I was playing with sound synthesis in a program I wrote and I had a wave of the form
$\sin(2\cdot\pi\cdot(f_c+\sin(2\cdot\pi\cdot f_m \cdot t)) \cdot t)$
So, just simple frequency modulation.
When I had a small $f_m$ it was just a simple periodic vibrato, but when I had a large one, say $f_m = f_c$, the timbre kept changing and making really interesting things. I could hear harmonics come and go over time.

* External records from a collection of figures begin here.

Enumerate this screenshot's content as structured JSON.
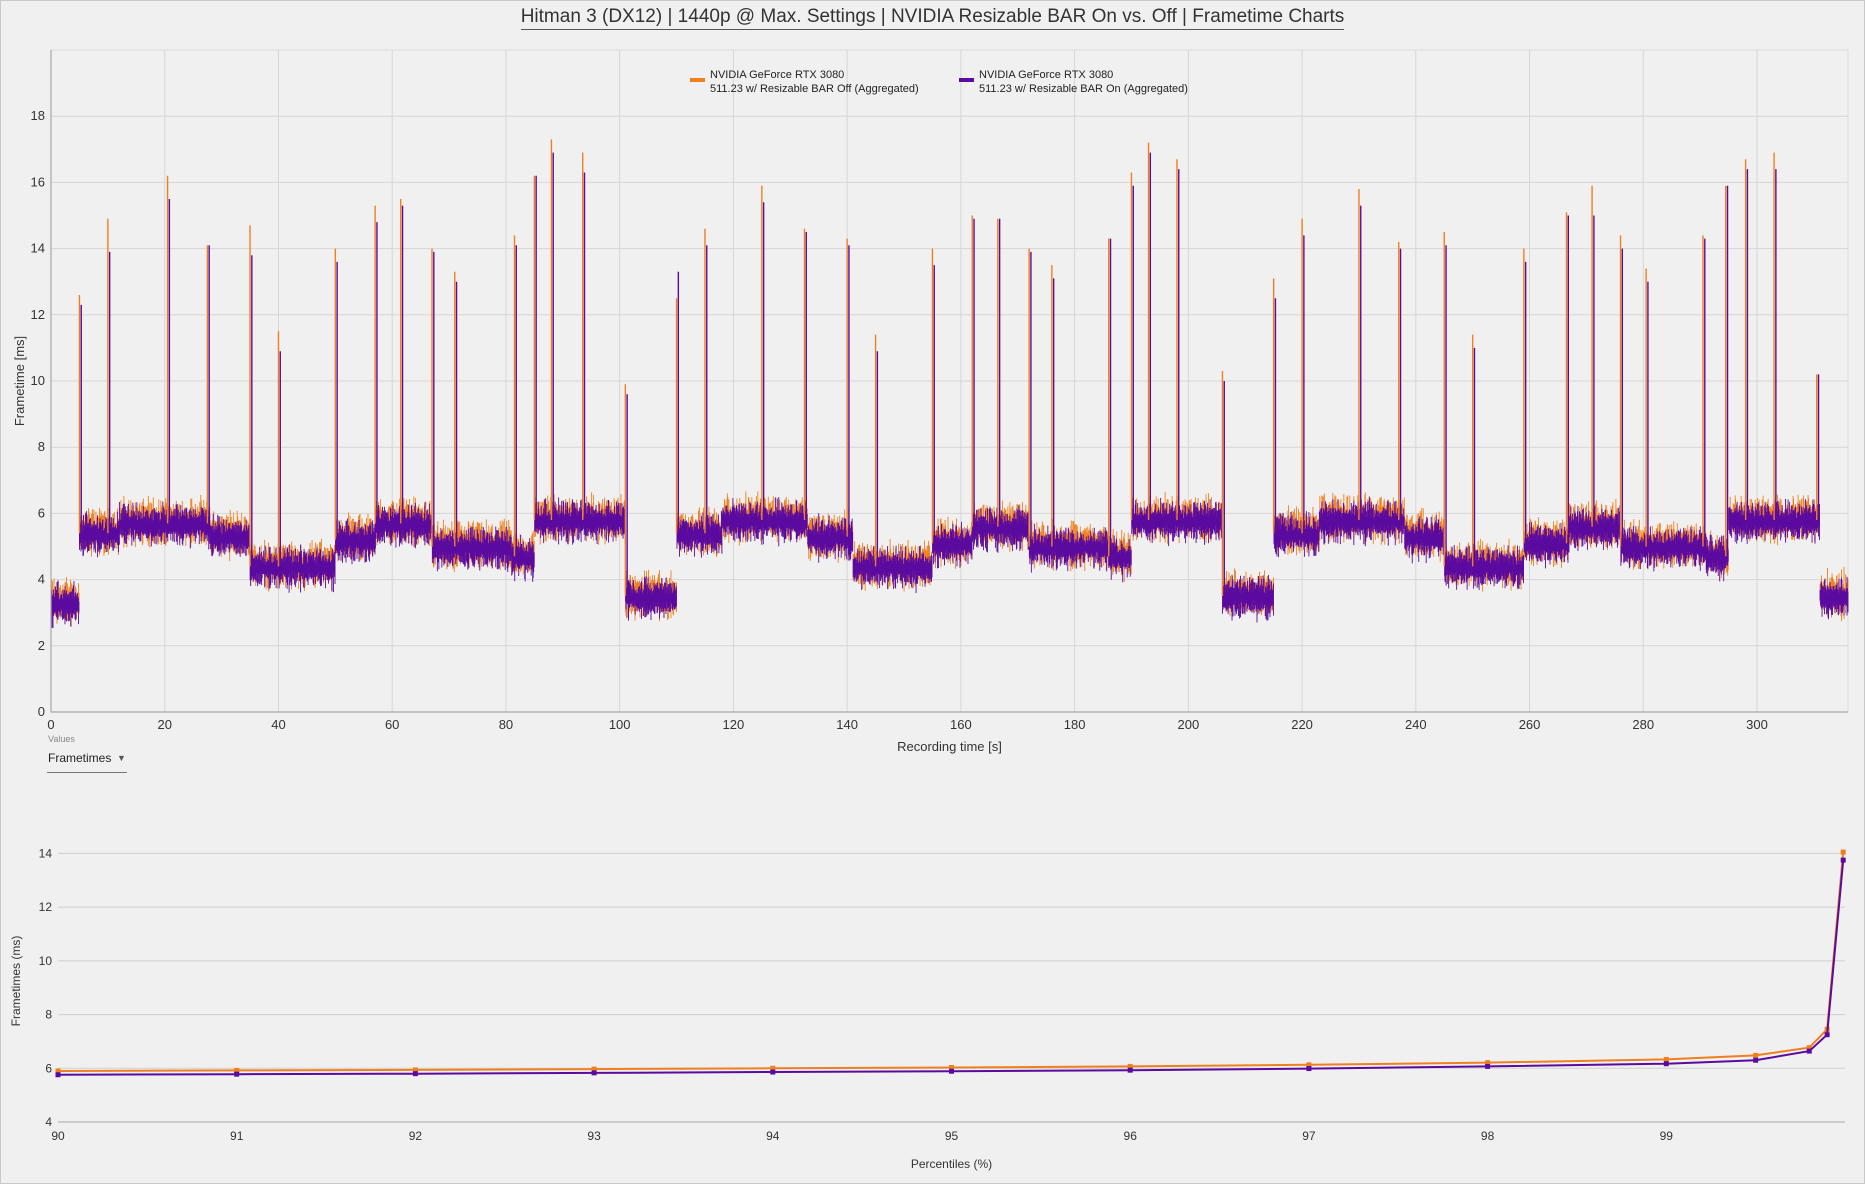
{
  "title": "Hitman 3 (DX12) | 1440p @ Max. Settings | NVIDIA Resizable BAR On vs. Off | Frametime Charts",
  "colors": {
    "off": "#f0801e",
    "on": "#5b0aa0",
    "grid": "#d6d6d6",
    "axis": "#a8a8a8"
  },
  "values_selector": {
    "caption": "Values",
    "selected": "Frametimes"
  },
  "chart_data": [
    {
      "type": "line",
      "xlabel": "Recording time [s]",
      "ylabel": "Frametime [ms]",
      "xlim": [
        0,
        316
      ],
      "ylim": [
        0,
        20
      ],
      "xticks": [
        "0",
        "20",
        "40",
        "60",
        "80",
        "100",
        "120",
        "140",
        "160",
        "180",
        "200",
        "220",
        "240",
        "260",
        "280",
        "300"
      ],
      "yticks": [
        "0",
        "2",
        "4",
        "6",
        "8",
        "10",
        "12",
        "14",
        "16",
        "18"
      ],
      "grid": true,
      "legend_position": "top-center",
      "series": [
        {
          "name": "NVIDIA GeForce RTX 3080",
          "subname": "511.23 w/ Resizable BAR Off (Aggregated)",
          "key": "off"
        },
        {
          "name": "NVIDIA GeForce RTX 3080",
          "subname": "511.23 w/ Resizable BAR On (Aggregated)",
          "key": "on"
        }
      ],
      "segments": [
        {
          "x": [
            0,
            5
          ],
          "level": 3.3
        },
        {
          "x": [
            5,
            12
          ],
          "level": 5.4
        },
        {
          "x": [
            12,
            28
          ],
          "level": 5.7
        },
        {
          "x": [
            28,
            35
          ],
          "level": 5.3
        },
        {
          "x": [
            35,
            50
          ],
          "level": 4.4
        },
        {
          "x": [
            50,
            57
          ],
          "level": 5.2
        },
        {
          "x": [
            57,
            67
          ],
          "level": 5.7
        },
        {
          "x": [
            67,
            81
          ],
          "level": 5.0
        },
        {
          "x": [
            81,
            85
          ],
          "level": 4.7
        },
        {
          "x": [
            85,
            101
          ],
          "level": 5.8
        },
        {
          "x": [
            101,
            110
          ],
          "level": 3.5
        },
        {
          "x": [
            110,
            118
          ],
          "level": 5.4
        },
        {
          "x": [
            118,
            133
          ],
          "level": 5.8
        },
        {
          "x": [
            133,
            141
          ],
          "level": 5.3
        },
        {
          "x": [
            141,
            155
          ],
          "level": 4.4
        },
        {
          "x": [
            155,
            162
          ],
          "level": 5.1
        },
        {
          "x": [
            162,
            172
          ],
          "level": 5.6
        },
        {
          "x": [
            172,
            186
          ],
          "level": 5.0
        },
        {
          "x": [
            186,
            190
          ],
          "level": 4.7
        },
        {
          "x": [
            190,
            206
          ],
          "level": 5.8
        },
        {
          "x": [
            206,
            215
          ],
          "level": 3.5
        },
        {
          "x": [
            215,
            223
          ],
          "level": 5.4
        },
        {
          "x": [
            223,
            238
          ],
          "level": 5.8
        },
        {
          "x": [
            238,
            245
          ],
          "level": 5.3
        },
        {
          "x": [
            245,
            259
          ],
          "level": 4.4
        },
        {
          "x": [
            259,
            267
          ],
          "level": 5.1
        },
        {
          "x": [
            267,
            276
          ],
          "level": 5.6
        },
        {
          "x": [
            276,
            291
          ],
          "level": 5.0
        },
        {
          "x": [
            291,
            295
          ],
          "level": 4.7
        },
        {
          "x": [
            295,
            311
          ],
          "level": 5.8
        },
        {
          "x": [
            311,
            316
          ],
          "level": 3.5
        }
      ],
      "spikes": [
        [
          5.0,
          12.6,
          12.3
        ],
        [
          10.0,
          14.9,
          13.9
        ],
        [
          20.5,
          16.2,
          15.5
        ],
        [
          27.5,
          14.1,
          14.1
        ],
        [
          35.0,
          14.7,
          13.8
        ],
        [
          40.0,
          11.5,
          10.9
        ],
        [
          50.0,
          14.0,
          13.6
        ],
        [
          57.0,
          15.3,
          14.8
        ],
        [
          61.5,
          15.5,
          15.3
        ],
        [
          67.0,
          14.0,
          13.9
        ],
        [
          71.0,
          13.3,
          13.0
        ],
        [
          81.5,
          14.4,
          14.1
        ],
        [
          85.0,
          16.2,
          16.2
        ],
        [
          88.0,
          17.3,
          16.9
        ],
        [
          93.5,
          16.9,
          16.3
        ],
        [
          101.0,
          9.9,
          9.6
        ],
        [
          110.0,
          12.5,
          13.3
        ],
        [
          115.0,
          14.6,
          14.1
        ],
        [
          125.0,
          15.9,
          15.4
        ],
        [
          132.5,
          14.6,
          14.5
        ],
        [
          140.0,
          14.3,
          14.1
        ],
        [
          145.0,
          11.4,
          10.9
        ],
        [
          155.0,
          14.0,
          13.5
        ],
        [
          162.0,
          15.0,
          14.9
        ],
        [
          166.5,
          14.9,
          14.9
        ],
        [
          172.0,
          14.0,
          13.9
        ],
        [
          176.0,
          13.5,
          13.1
        ],
        [
          186.0,
          14.3,
          14.3
        ],
        [
          190.0,
          16.3,
          15.9
        ],
        [
          193.0,
          17.2,
          16.9
        ],
        [
          198.0,
          16.7,
          16.4
        ],
        [
          206.0,
          10.3,
          10.0
        ],
        [
          215.0,
          13.1,
          12.5
        ],
        [
          220.0,
          14.9,
          14.4
        ],
        [
          230.0,
          15.8,
          15.3
        ],
        [
          237.0,
          14.2,
          14.0
        ],
        [
          245.0,
          14.5,
          14.1
        ],
        [
          250.0,
          11.4,
          11.0
        ],
        [
          259.0,
          14.0,
          13.6
        ],
        [
          266.5,
          15.1,
          15.0
        ],
        [
          271.0,
          15.9,
          15.0
        ],
        [
          276.0,
          14.4,
          14.0
        ],
        [
          280.5,
          13.4,
          13.0
        ],
        [
          290.5,
          14.4,
          14.3
        ],
        [
          294.5,
          15.9,
          15.9
        ],
        [
          298.0,
          16.7,
          16.4
        ],
        [
          303.0,
          16.9,
          16.4
        ],
        [
          310.5,
          10.2,
          10.2
        ]
      ]
    },
    {
      "type": "line",
      "xlabel": "Percentiles (%)",
      "ylabel": "Frametimes (ms)",
      "xlim": [
        90,
        100
      ],
      "ylim": [
        4,
        14.5
      ],
      "xticks": [
        "90",
        "91",
        "92",
        "93",
        "94",
        "95",
        "96",
        "97",
        "98",
        "99"
      ],
      "yticks": [
        "4",
        "6",
        "8",
        "10",
        "12",
        "14"
      ],
      "grid": true,
      "series": [
        {
          "key": "off",
          "x": [
            90,
            91,
            92,
            93,
            94,
            95,
            96,
            97,
            98,
            99,
            99.5,
            99.8,
            99.9,
            99.99
          ],
          "values": [
            5.9,
            5.92,
            5.94,
            5.97,
            6.0,
            6.03,
            6.07,
            6.13,
            6.21,
            6.33,
            6.48,
            6.77,
            7.45,
            14.05
          ]
        },
        {
          "key": "on",
          "x": [
            90,
            91,
            92,
            93,
            94,
            95,
            96,
            97,
            98,
            99,
            99.5,
            99.8,
            99.9,
            99.99
          ],
          "values": [
            5.76,
            5.78,
            5.8,
            5.83,
            5.86,
            5.89,
            5.93,
            5.99,
            6.07,
            6.17,
            6.3,
            6.64,
            7.25,
            13.75
          ]
        }
      ]
    }
  ]
}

I figured that at every cycle (for $f_m = f_c$ ), the frequency would return to be the same, so it would be repeating overall the same waveform.
(since $\sin( (blah)\cdot(t))=\sin( (blah)\cdot(t+1/f))$ and "blah" is always the same every "period".

Why would small modulating frequencies make periodic signals and not large ones? What is wrong with my reasoning? and mainly why are sinusoids modulated with a high frequency aperiodic?

If we take out the $2 \pi$ for simplicity's sake and rescale time such that $f_m/f_c=r$ and $f_c=1$, then we are basically considering
$$s(t)=\sin((1+\sin(rt))t) = \sin(t+t\sin(rt))$$
Now consider $r=1$ and going forward in time by $2 \pi$:
$$s(t+2 \pi)=\sin(t+2 \pi + (t+2\pi) \sin(t+2\pi)) \\ = \sin(t + (t+2 \pi) \sin(t+2 \pi)) \\ = \sin(t + (t + 2 \pi) \sin(t)).$$
This will be the same as $\sin(t + t \sin(t))$ provided $2 \pi \sin(t)$ is an integer multiple of $2 \pi$, which will happen for some nice cases like $t=0$ and $t=\pi/2$. But it won't be when, say, $t=\pi/6$: for $t=\pi/6$ you are effectively shifting the argument of the outer $\sin$ by $\pi$, which will change the value. Indeed $s(\pi/6)=-s(13\pi/6)$. You can see this in a plot.